Pour l'instant, on ne sait pas trop, c'est en cours de discussion. Il y a sur la table un projet de loi du droit à l'image des enfants, qui pourrait donner la possibilité au juge des affaires familiales de faire une délégation partielle de l'autorité parentale si un parent abuse de l'image de son enfant.
"Le parent n'est pas détenteur de l'image de son enfant. Il en est le protecteur. Certains parents oublient cela. Ils sont censés protéger l'image de leur enfant pour qu'elle soit vierge de toute réputation jusqu'à ses 18 ans."
Élisa Jadot, réalisatriceà franceinfo
Il y a beaucoup de témoignages dans votre film comme celui d'une influenceuse Jessica Thivenin qui a démarré dans "Les Marseillais" et qui vit désormais à Dubaï. Elle a des millions d'abonnés et filme sa vie, sa famille, ses enfants tout au long de la journée, pour tout et n'importe quoi. Elle ne voit absolument pas le problème malgré vos discussions avec elle, elle ne voit pas le mal.
Elle est dans sa bulle, elle fait ce qu'elle a toujours fait c'est-à-dire partager la vie de ses enfants. En effet, elle ne voit pas le mal. J'avais l'impression qu'elle découvrait certains sujets pour la première fois quand je lui posais certaines questions. Je pense aussi que juger ses parents, ce n'est pas forcément la bonne réaction. L'idée du documentaire est d'informer, d'alerter et qu'on se pose juste la question des conséquences pour les enfants. Je pense que c'est vraiment le message, quelles peuvent être les conséquences ? Et en effet, prendre un petit peu de recul, avoir un peu de réflexion avant de publier une photo de son enfant.
L'autre très grave problème que posent ces posts, c'est que ces photos et vidéos d'enfants sont un terrain de chasse pour les pédophiles.
Tout à fait. On estime qu'au minimum 50% des photos qui s'échangent sur des sites pédopornographiques proviennent des réseaux sociaux et ont été partagées par les parents eux-mêmes au départ. C'est le minimum.
Y compris des photos totalement anodines !

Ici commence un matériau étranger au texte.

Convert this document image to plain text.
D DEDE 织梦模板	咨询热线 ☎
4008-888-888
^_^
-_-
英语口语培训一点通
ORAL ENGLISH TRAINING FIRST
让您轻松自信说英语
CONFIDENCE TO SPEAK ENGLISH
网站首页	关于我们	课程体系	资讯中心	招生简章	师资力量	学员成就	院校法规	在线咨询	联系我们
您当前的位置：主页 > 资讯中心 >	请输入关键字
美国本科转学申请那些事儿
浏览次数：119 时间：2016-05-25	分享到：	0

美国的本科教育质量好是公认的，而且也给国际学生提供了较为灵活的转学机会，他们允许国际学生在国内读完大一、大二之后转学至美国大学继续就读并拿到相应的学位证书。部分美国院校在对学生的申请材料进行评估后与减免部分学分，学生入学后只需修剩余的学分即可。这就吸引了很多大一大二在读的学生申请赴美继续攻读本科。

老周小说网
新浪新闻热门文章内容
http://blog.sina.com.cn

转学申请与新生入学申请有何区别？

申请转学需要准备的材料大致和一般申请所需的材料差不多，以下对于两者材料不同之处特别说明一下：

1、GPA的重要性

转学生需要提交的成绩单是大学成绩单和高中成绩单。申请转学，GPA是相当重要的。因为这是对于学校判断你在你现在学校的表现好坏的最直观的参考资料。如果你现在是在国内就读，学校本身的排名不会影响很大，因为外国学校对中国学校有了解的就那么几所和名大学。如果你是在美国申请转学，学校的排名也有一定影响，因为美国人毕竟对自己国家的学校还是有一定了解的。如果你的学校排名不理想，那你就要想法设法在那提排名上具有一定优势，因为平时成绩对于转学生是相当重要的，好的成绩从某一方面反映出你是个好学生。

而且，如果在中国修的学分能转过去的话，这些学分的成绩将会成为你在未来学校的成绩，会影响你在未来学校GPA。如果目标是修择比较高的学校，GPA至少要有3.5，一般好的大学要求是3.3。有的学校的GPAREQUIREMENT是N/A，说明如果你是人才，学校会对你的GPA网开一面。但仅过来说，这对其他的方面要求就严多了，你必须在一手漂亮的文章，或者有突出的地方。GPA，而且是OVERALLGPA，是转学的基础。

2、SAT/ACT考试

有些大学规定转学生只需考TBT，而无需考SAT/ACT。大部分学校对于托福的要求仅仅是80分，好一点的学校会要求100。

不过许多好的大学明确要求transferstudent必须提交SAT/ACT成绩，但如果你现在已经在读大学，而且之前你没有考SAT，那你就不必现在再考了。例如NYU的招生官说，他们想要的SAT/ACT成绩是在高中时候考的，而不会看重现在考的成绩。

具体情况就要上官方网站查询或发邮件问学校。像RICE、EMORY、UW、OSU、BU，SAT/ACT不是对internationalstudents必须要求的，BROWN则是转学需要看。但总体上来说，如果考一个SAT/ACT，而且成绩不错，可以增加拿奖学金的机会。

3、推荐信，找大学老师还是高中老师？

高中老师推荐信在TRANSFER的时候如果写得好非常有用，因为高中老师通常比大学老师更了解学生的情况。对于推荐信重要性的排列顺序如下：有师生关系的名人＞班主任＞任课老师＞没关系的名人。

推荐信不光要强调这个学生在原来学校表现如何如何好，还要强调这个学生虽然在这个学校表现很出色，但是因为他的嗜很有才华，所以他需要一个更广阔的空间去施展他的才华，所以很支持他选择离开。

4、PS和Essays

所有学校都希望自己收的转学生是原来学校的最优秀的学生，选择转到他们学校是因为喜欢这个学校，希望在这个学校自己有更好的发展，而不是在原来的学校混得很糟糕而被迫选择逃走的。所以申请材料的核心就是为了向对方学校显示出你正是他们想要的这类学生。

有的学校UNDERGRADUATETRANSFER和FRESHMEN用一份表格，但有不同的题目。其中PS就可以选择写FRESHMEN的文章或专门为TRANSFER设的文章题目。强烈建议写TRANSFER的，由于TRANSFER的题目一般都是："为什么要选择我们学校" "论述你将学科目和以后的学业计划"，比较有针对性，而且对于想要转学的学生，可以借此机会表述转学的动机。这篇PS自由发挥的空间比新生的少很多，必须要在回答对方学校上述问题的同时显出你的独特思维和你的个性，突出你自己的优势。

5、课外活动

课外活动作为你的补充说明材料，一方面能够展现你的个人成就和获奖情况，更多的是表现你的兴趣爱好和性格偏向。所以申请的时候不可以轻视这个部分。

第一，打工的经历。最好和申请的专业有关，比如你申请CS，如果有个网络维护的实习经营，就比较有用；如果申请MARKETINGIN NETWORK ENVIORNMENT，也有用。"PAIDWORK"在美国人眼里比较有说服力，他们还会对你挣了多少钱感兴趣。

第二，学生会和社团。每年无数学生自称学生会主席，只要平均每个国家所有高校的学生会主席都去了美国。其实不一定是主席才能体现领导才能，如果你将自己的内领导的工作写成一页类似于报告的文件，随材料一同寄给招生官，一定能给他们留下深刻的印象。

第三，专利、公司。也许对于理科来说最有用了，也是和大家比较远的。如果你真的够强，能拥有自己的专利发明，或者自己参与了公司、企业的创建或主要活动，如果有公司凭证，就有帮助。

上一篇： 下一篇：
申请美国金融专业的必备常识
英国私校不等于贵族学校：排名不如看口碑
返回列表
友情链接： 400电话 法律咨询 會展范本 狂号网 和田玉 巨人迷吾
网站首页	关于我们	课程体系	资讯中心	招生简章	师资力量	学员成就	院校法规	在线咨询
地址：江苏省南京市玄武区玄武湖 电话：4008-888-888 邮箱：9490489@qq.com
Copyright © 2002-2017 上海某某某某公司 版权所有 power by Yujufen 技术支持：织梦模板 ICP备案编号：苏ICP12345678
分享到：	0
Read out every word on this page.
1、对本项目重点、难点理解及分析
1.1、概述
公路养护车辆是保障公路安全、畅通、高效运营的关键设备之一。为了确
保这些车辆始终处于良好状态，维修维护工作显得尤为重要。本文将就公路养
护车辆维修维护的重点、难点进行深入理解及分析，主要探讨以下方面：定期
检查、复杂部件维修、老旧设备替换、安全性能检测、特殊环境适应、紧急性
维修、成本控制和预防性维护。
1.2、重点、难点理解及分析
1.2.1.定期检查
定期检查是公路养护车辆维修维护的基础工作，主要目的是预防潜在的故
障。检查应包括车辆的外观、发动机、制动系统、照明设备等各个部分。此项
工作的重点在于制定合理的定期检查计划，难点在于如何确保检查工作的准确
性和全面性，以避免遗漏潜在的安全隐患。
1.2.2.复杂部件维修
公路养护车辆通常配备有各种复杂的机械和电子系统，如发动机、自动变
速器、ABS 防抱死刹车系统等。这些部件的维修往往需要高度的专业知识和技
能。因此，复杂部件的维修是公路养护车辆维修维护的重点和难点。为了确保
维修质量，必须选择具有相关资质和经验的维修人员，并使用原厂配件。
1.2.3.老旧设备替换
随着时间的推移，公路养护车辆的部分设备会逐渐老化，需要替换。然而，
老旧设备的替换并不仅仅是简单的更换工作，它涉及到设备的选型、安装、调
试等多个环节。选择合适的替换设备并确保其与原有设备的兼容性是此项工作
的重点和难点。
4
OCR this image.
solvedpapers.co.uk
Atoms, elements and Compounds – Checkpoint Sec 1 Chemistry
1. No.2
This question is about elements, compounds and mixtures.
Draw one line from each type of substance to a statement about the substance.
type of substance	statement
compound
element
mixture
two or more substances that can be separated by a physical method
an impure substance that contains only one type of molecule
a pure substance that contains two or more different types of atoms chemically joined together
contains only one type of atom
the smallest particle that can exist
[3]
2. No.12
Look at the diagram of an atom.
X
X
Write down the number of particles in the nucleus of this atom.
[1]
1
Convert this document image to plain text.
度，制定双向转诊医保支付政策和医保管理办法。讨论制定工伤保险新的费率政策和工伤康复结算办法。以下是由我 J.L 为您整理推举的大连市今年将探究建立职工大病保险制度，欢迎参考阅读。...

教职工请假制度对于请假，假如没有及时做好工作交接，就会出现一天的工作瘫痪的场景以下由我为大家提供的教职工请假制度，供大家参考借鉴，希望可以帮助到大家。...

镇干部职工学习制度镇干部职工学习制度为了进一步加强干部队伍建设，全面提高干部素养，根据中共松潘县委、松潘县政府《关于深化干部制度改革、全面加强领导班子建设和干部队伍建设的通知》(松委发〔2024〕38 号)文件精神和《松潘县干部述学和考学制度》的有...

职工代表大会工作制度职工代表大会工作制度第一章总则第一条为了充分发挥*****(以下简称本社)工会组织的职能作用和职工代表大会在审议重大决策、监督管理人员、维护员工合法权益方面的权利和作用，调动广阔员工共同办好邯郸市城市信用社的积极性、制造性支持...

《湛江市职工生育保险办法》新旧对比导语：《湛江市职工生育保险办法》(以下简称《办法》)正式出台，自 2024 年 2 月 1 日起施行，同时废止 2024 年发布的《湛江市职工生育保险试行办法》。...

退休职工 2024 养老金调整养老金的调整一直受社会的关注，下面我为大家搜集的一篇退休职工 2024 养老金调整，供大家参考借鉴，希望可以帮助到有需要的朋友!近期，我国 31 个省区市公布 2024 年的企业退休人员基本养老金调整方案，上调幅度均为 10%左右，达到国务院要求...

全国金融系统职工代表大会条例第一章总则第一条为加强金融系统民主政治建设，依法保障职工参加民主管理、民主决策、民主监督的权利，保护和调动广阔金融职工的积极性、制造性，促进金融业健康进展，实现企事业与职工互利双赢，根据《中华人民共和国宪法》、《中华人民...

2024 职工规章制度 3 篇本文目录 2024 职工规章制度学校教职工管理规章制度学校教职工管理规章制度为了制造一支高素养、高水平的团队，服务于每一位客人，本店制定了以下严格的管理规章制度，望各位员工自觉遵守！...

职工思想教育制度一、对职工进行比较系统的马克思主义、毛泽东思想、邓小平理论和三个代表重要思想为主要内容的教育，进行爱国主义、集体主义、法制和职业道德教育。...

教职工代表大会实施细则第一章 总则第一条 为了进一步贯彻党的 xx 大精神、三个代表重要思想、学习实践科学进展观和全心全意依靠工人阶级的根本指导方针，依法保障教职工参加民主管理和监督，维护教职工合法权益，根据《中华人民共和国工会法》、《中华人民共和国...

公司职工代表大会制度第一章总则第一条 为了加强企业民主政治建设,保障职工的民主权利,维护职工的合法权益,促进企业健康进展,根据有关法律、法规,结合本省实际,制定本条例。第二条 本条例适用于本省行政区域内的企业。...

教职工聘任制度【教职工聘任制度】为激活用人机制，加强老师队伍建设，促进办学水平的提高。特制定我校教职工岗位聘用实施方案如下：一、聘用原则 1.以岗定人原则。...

Des photos totalement anodines, totalement innocentes. On s'imagine souvent que c'est la nudité qui attire les prédateurs sexuels. Mais pas seulement. Par exemple, il est avéré qu'un prédateur sexuel adore tout ce qui est vidéo d'enfants qui mangent des fruits parce que ça fait des bruits et qu'ils sont friands de ce genre de contenus. Donc, tout ce qui va être les enfants qui mangent des fruits et les enfants qui sourient peut provoquer des sensations chez les prédateurs sexuels. Et on dévoile dans ce documentaire un site Internet dont on n'avait pas encore entendu parler, qui est un des plus gros sites de points de rencontres pédophiles et un des sites les plus visités au monde. C'est terrifiant.